Court Orders Nominet to Repay Member Subscriptions
Nominet has lost a claim for the refund of its membership fees, brought by one of its members.
Nominet did not offer any defence to the claim.
The court ordered that Nominet has to repay the joining fee, subscriptions and court fees in full.
Last year, Weighted Voting provided Nominet with two opinions from Iain Mitchell KC. Mr Mitchell concluded:
…subscriptions which were collected ought not to have been paid.
Nominet falsely claimed to have answered that in their own KC’s opinion, but Andy Green admitted at last year’s AGM, that wasn’t true.
Now they have failed to offer the court any reason why they think joining and subscription fees are valid. Instead, faced with a detailed claim form, they accepted that the claim was valid and allowed a default judgement to be made by the court against them.
Nominet directors, including Chair Andy Green, were notified of the claim in a members call in July. So they had additional notice of the claim, in addition to being served with the proceedings at their registered office.
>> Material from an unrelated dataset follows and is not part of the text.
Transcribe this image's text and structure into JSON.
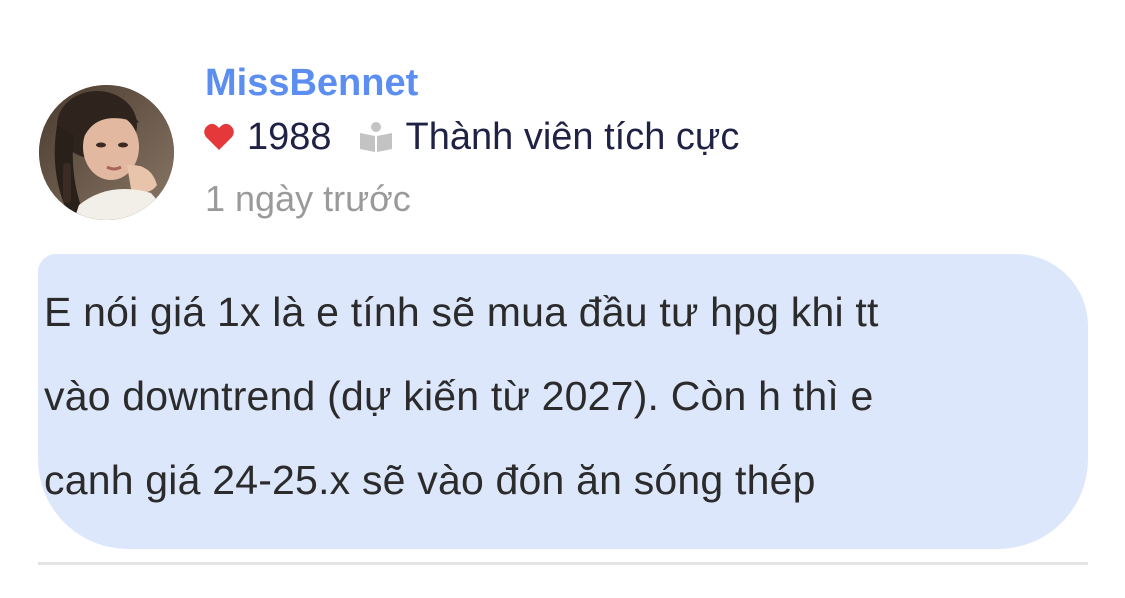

To quote from the judgement:
You must pay the claimant the total of £1,030.00 forthwith
The Claim was made on the basis that fees were previously paid
on the false premises that the company had a bye-law set under Article 19 and 52.1 of the company to collect the subscription fees
To quote from the particulars of claim:
If no Bye-law exists setting the subscription fee that was taken from me, then no subscription fee was due under the Company’s Articles, the fees demanded from me amounts to unjustified enrichment of the Respondent, as the membership of the company is effectively free.
We take Nominet’s failure to defend the claim as an admission that there is no legal justification for charging joining and subscription fees.
It means Weighted Voting was right about this.
We also believe we are right about the voting rights issue we also raised.
We call on Nominet to state publicly that it has no right to charge joining and subscription fees. This year’s subscriptions have just been charged, so they need to act urgently to deal with this.
We also call on the company to repay in full all members the fees that they have paid. We estimate this amounts to around £5 million.